21 In my view, the notice to produce served by the ACCC should be set aside on each of the grounds referred to above. The notice is being used as a form of discovery. Even as a form of discovery, the category of documents sought, being the whole of Mr Ellis’ Microsoft Outlook file for an approximate 6 year period, would be rejected as too broad and fishing. It is unknown at this point in time whether any of the documents that would be produced will be relevant to the issues in the proceeding. The contents of the Microsoft Outlook file are unknown, and it cannot be known whether any of the documents are likely to add, in some way, to the relevant evidence in the case. In these circumstances, the notice is oppressive, as it would require BlueScope to review a very large number of documents most of which are likely to have no relevance to the issues in the proceeding.
22 The difficulties with the request for production are only exacerbated when the request is made in the fourth week of a six week trial. As noted earlier, I am satisfied that compliance with the notice would require an adjournment of the trial for at least 2 weeks. It would then be necessary for the Court to find new dates for the completion of the trial that are convenient to all of the parties.

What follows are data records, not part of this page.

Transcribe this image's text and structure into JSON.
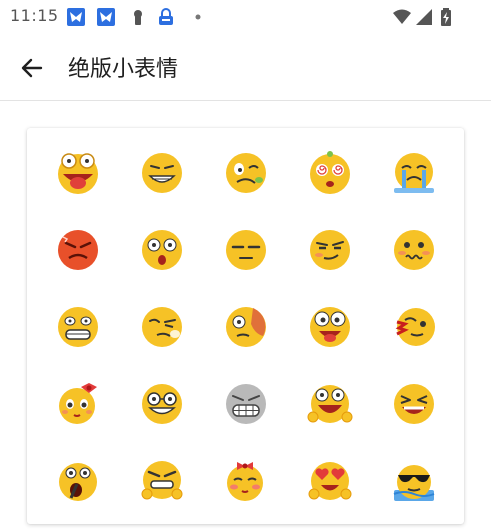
{
  "status_bar": {
    "time": "11:15",
    "left_icons": [
      "app-notification-icon",
      "app-notification-icon",
      "keyhole-icon",
      "vpn-lock-icon",
      "dot-icon"
    ],
    "right_icons": [
      "wifi-icon",
      "cellular-signal-icon",
      "battery-icon"
    ]
  },
  "app_bar": {
    "back_icon": "arrow-left-icon",
    "title": "绝版小表情"
  },
  "emoji_grid": {
    "rows": [
      [
        "tongue-out-emoji",
        "grin-emoji",
        "sick-face-emoji",
        "dizzy-face-emoji",
        "crying-emoji"
      ],
      [
        "angry-emoji",
        "shocked-emoji",
        "unamused-emoji",
        "smirk-emoji",
        "embarrassed-emoji"
      ],
      [
        "nervous-grin-emoji",
        "cheeky-emoji",
        "bruised-emoji",
        "silly-face-emoji",
        "nosebleed-emoji"
      ],
      [
        "bow-girl-emoji",
        "glasses-grin-emoji",
        "gray-grimace-emoji",
        "big-laugh-emoji",
        "squint-laugh-emoji"
      ],
      [
        "eating-emoji",
        "determined-emoji",
        "shy-bow-emoji",
        "heart-eyes-emoji",
        "sunglasses-emoji"
      ]
    ],
    "colors": {
      "face": "#f6c226",
      "face_shade": "#e59b0c",
      "angry": "#e8502a",
      "gray": "#b9b9b9",
      "blush": "#f47c6a",
      "tongue": "#e0403a",
      "tear": "#5aa7e8",
      "bow": "#e23a3a"
    }
  }
}
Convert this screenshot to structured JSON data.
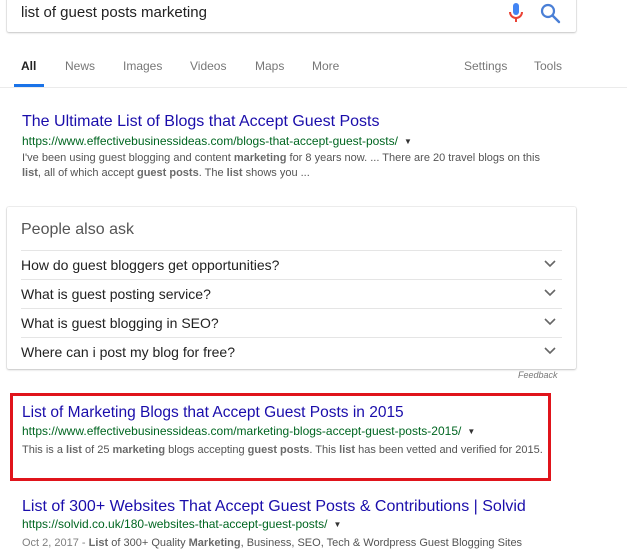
{
  "search": {
    "query": "list of guest posts marketing"
  },
  "tabs": [
    {
      "label": "All",
      "active": true
    },
    {
      "label": "News"
    },
    {
      "label": "Images"
    },
    {
      "label": "Videos"
    },
    {
      "label": "Maps"
    },
    {
      "label": "More"
    }
  ],
  "tools": {
    "settings": "Settings",
    "tools": "Tools"
  },
  "results": [
    {
      "title": "The Ultimate List of Blogs that Accept Guest Posts",
      "url": "https://www.effectivebusinessideas.com/blogs-that-accept-guest-posts/",
      "snippet": [
        {
          "t": "I've been using guest blogging and content "
        },
        {
          "t": "marketing",
          "b": true
        },
        {
          "t": " for 8 years now. ... There are 20 travel blogs on this "
        },
        {
          "t": "list",
          "b": true
        },
        {
          "t": ", all of which accept "
        },
        {
          "t": "guest posts",
          "b": true
        },
        {
          "t": ". The "
        },
        {
          "t": "list",
          "b": true
        },
        {
          "t": " shows you ..."
        }
      ]
    },
    {
      "title": "List of Marketing Blogs that Accept Guest Posts in 2015",
      "url": "https://www.effectivebusinessideas.com/marketing-blogs-accept-guest-posts-2015/",
      "snippet": [
        {
          "t": "This is a "
        },
        {
          "t": "list",
          "b": true
        },
        {
          "t": " of 25 "
        },
        {
          "t": "marketing",
          "b": true
        },
        {
          "t": " blogs accepting "
        },
        {
          "t": "guest posts",
          "b": true
        },
        {
          "t": ". This "
        },
        {
          "t": "list",
          "b": true
        },
        {
          "t": " has been vetted and verified for 2015."
        }
      ]
    },
    {
      "title": "List of 300+ Websites That Accept Guest Posts & Contributions | Solvid",
      "url": "https://solvid.co.uk/180-websites-that-accept-guest-posts/",
      "date": "Oct 2, 2017 - ",
      "snippet": [
        {
          "t": "List",
          "b": true
        },
        {
          "t": " of 300+ Quality "
        },
        {
          "t": "Marketing",
          "b": true
        },
        {
          "t": ", Business, SEO, Tech & Wordpress Guest Blogging Sites"
        }
      ]
    }
  ],
  "people_also_ask": {
    "title": "People also ask",
    "questions": [
      "How do guest bloggers get opportunities?",
      "What is guest posting service?",
      "What is guest blogging in SEO?",
      "Where can i post my blog for free?"
    ],
    "feedback": "Feedback"
  },
  "icons": {
    "mic": "microphone-icon",
    "search": "search-icon",
    "chevron": "chevron-down-icon",
    "url_menu": "caret-down-icon"
  },
  "colors": {
    "link": "#1a0dab",
    "url": "#006621",
    "highlight": "#e0141b",
    "tab_active": "#1a73e8"
  }
}
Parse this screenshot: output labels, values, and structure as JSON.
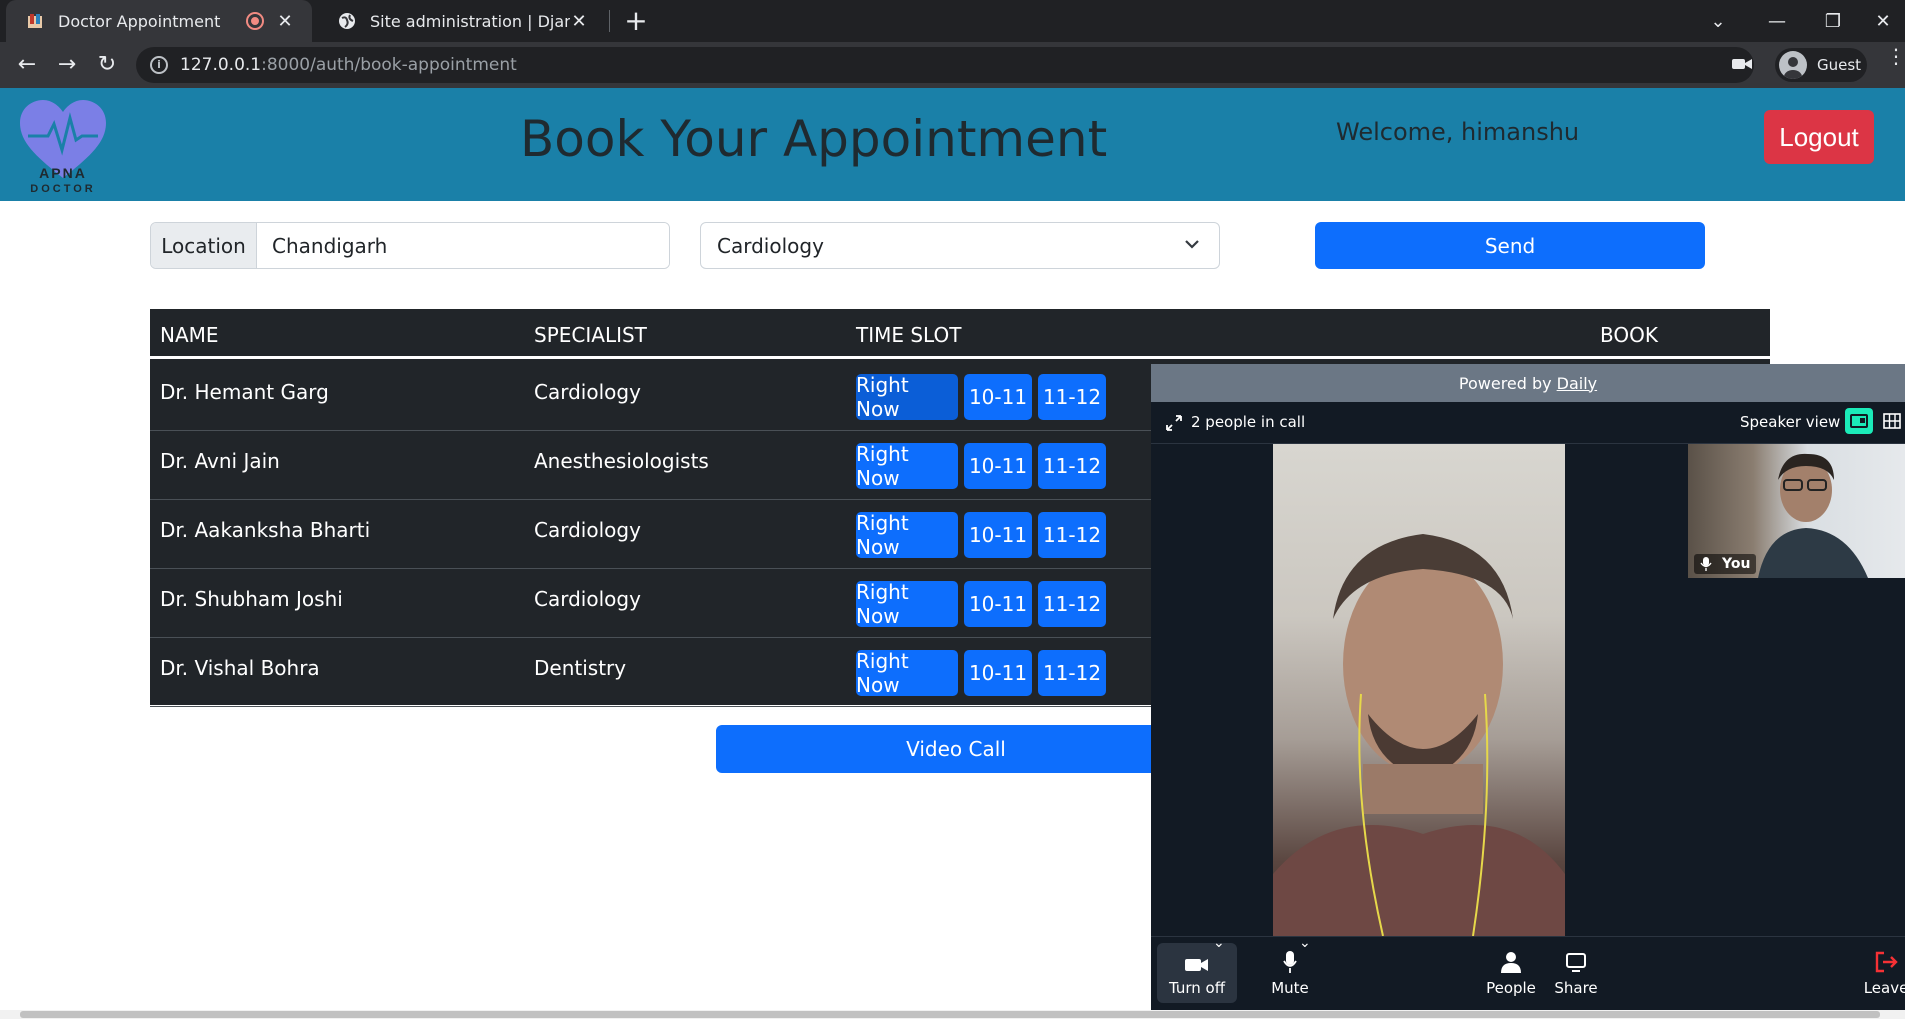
{
  "browser": {
    "tabs": [
      {
        "title": "Doctor Appointment",
        "active": true,
        "recording": true
      },
      {
        "title": "Site administration | Django site a",
        "active": false
      }
    ],
    "url_host": "127.0.0.1",
    "url_rest": ":8000/auth/book-appointment",
    "profile_label": "Guest"
  },
  "header": {
    "logo_line1": "APNA",
    "logo_line2": "DOCTOR",
    "title": "Book Your Appointment",
    "welcome": "Welcome, himanshu",
    "logout_label": "Logout"
  },
  "form": {
    "location_label": "Location",
    "location_value": "Chandigarh",
    "specialty_selected": "Cardiology",
    "send_label": "Send"
  },
  "table": {
    "headers": [
      "NAME",
      "SPECIALIST",
      "TIME SLOT",
      "BOOK"
    ],
    "rows": [
      {
        "name": "Dr. Hemant Garg",
        "specialist": "Cardiology",
        "slots": [
          "Right Now",
          "10-11",
          "11-12"
        ]
      },
      {
        "name": "Dr. Avni Jain",
        "specialist": "Anesthesiologists",
        "slots": [
          "Right Now",
          "10-11",
          "11-12"
        ]
      },
      {
        "name": "Dr. Aakanksha Bharti",
        "specialist": "Cardiology",
        "slots": [
          "Right Now",
          "10-11",
          "11-12"
        ]
      },
      {
        "name": "Dr. Shubham Joshi",
        "specialist": "Cardiology",
        "slots": [
          "Right Now",
          "10-11",
          "11-12"
        ]
      },
      {
        "name": "Dr. Vishal Bohra",
        "specialist": "Dentistry",
        "slots": [
          "Right Now",
          "10-11",
          "11-12"
        ]
      }
    ]
  },
  "video_call_label": "Video Call",
  "daily": {
    "powered_by": "Powered by",
    "powered_link": "Daily",
    "people_count": "2 people in call",
    "view_label": "Speaker view",
    "self_label": "You",
    "controls": {
      "camera": "Turn off",
      "mic": "Mute",
      "people": "People",
      "share": "Share",
      "leave": "Leave"
    }
  },
  "colors": {
    "header_bg": "#1a80a8",
    "primary": "#0d6efd",
    "danger": "#dc3545",
    "table_bg": "#212529",
    "daily_accent": "#1bebb9"
  }
}
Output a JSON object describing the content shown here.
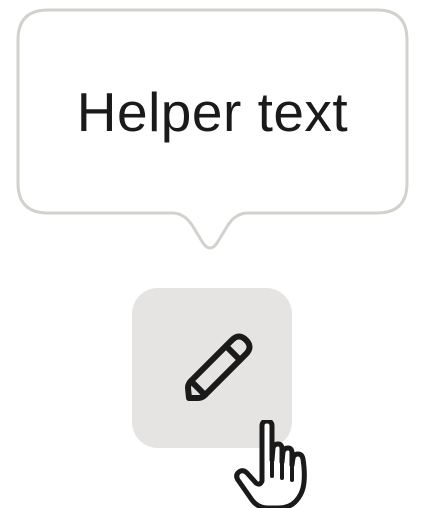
{
  "tooltip": {
    "text": "Helper text"
  },
  "edit_button": {
    "icon": "pencil-icon"
  },
  "cursor": {
    "icon": "hand-pointer-icon"
  },
  "colors": {
    "tooltip_border": "#d2d2cc",
    "tooltip_bg": "#ffffff",
    "button_bg": "#e5e4e2",
    "icon_stroke": "#1a1a1a"
  }
}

23 In the course of argument, the ACCC referred to difficulties it may face in cross-examining Mr Ellis, who has elected to give evidence and has recently filed and served an unsworn affidavit. I do not accept the breadth of that submission. It has always been a possibility that Mr Ellis would give evidence in the proceeding. In the course of its investigation and preparation for trial, the ACCC must be taken to have known that Mr Ellis may give evidence and have sought production from BlueScope and Mr Ellis of all documents that the ACCC considered would be relevant to the events the subject of the proceeding, and which might be put to Mr Ellis in the course of cross-examination. Although it was not a matter of specific submission, I would expect that the ACCC has previously sought from BlueScope all emails sent or received by Mr Ellis that bear upon the issues in dispute. If the ACCC has not previously done so, I can only assume that that was a forensic decision made by the ACCC in preparing for trial. It would be inconsistent with the overarching obligation to permit the ACCC to revisit such decisions after the close of its case. At this point in time, the ACCC has not demonstrated that it has been taken by surprise in respect of any issue sought to be raised by Mr Ellis in his evidence. Nevertheless, as I indicated to counsel for the ACCC in the course of argument, it is open to the ACCC to make an application for the production of particular documents or categories of documents if it can be demonstrated that Mr Ellis, by his affidavit, has put in issue some fact or event that could not reasonably have been anticipated by the ACCC.
24 For those reasons, I ordered that the notice to produce be set aside.